Thursday, September 14, 2017

S 1761 Introduced – FY 2018 Intel Authorization

Last month Sen. Burr (R,NC) introduced S 1761, the Intelligence Authorization Act for Fiscal Year 2018. This bill is the Senate counterpart of HR 3180 that was passed in the House on 7-28-17.

While a good portion of the bill is not publicly available (classified) there are a number of provisions that may be of specific interest to readers of this blog. In addition to Title V (Securing Energy Infrastructure), those sections include:

Sec. 604. Reports on the vulnerabilities equities policy and process of the Federal Government.
Sec. 605. Bug bounty programs.
Sec. 606. Report on cyber-attacks by foreign governments against United States election infrastructure.
Sec. 610. Limitation relating to establishment or support of cyber security unit with the Government of Russia.
Sec. 613. Notification of an active measures campaign.

Securing Energy Infrastructure


Title V is very closely patterned on S 79 of the same title. There are only three significant additions to the language of S 79 found in Title V:

• Adding a definition of the term ‘Director’ as the Director of Intelligence and Counterintelligence of the Department of Energy {§502(2)};
• Adding an interim 180-day report to Congress {§505(a)}; and
• Adding a definition of the term ‘appropriate committees of Congress’ as the intel committees, the Senate Committee on Energy and Natural Resources, and the House Energy and Commerce Committee {§505(c)}.

Joint Cybersecurity Unit


Section 610 is similar in intent to the three bills introduced to date (S 1544, HR 3191 and HR 3259)  that would prohibit funding for the establishment of a joint cybersecurity unit with elements of the Russian government. There is, however, a significant difference in the implementation of the restriction.

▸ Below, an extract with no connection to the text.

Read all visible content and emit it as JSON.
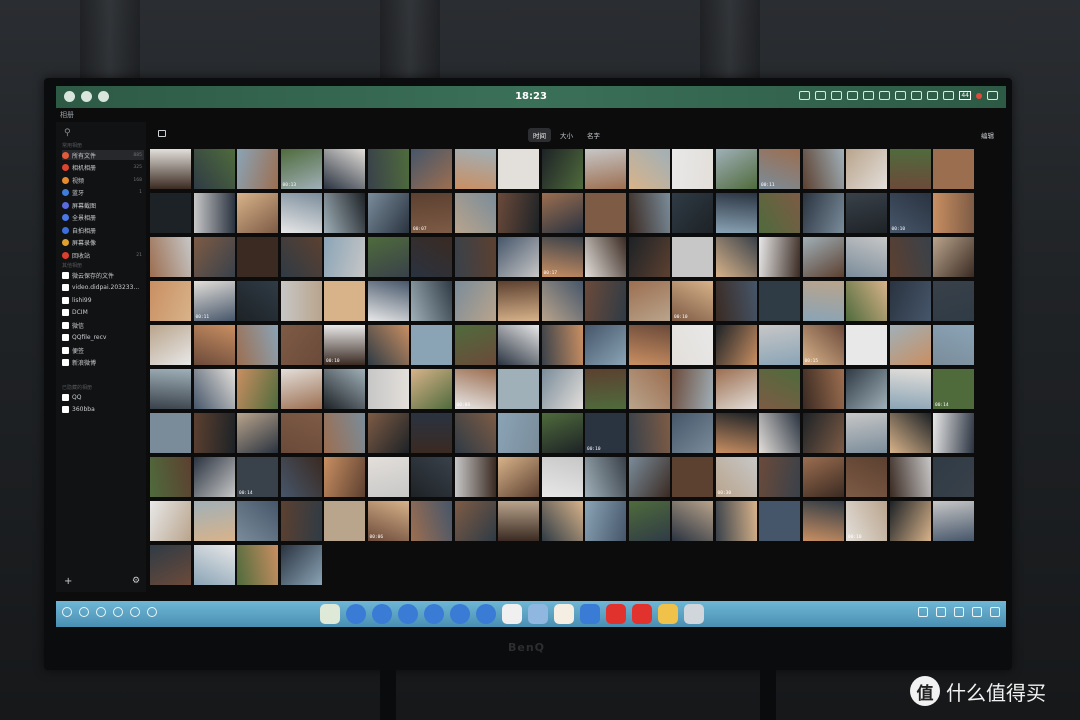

Section 610(a) would require the Director of National Intelligence to submit a report to Congress before and such unit is established. The report would include:

• The purpose of the agreement;
• The nature of any intelligence to be shared pursuant to the agreement;
• The expected value to national security resulting from the implementation of the agreement; and
• Such counterintelligence concerns associated with the agreement as the Director may have and such measures as the Director expects to be taken to mitigate such concerns.

Moving Forward



The Senate Intelligence Committee held a mark-up hearing on July 27th, 2017 and they approved the current version of the bill. A committee report was published on September 7th, 2017. The bill will be considered by the Senate at some point in the not too distant future as this is one of the ‘must pass bills’ that each house must consider. A bill will eventually pass, though not necessarily this bill, and it would then be reconciled with the House bill in a conference committee.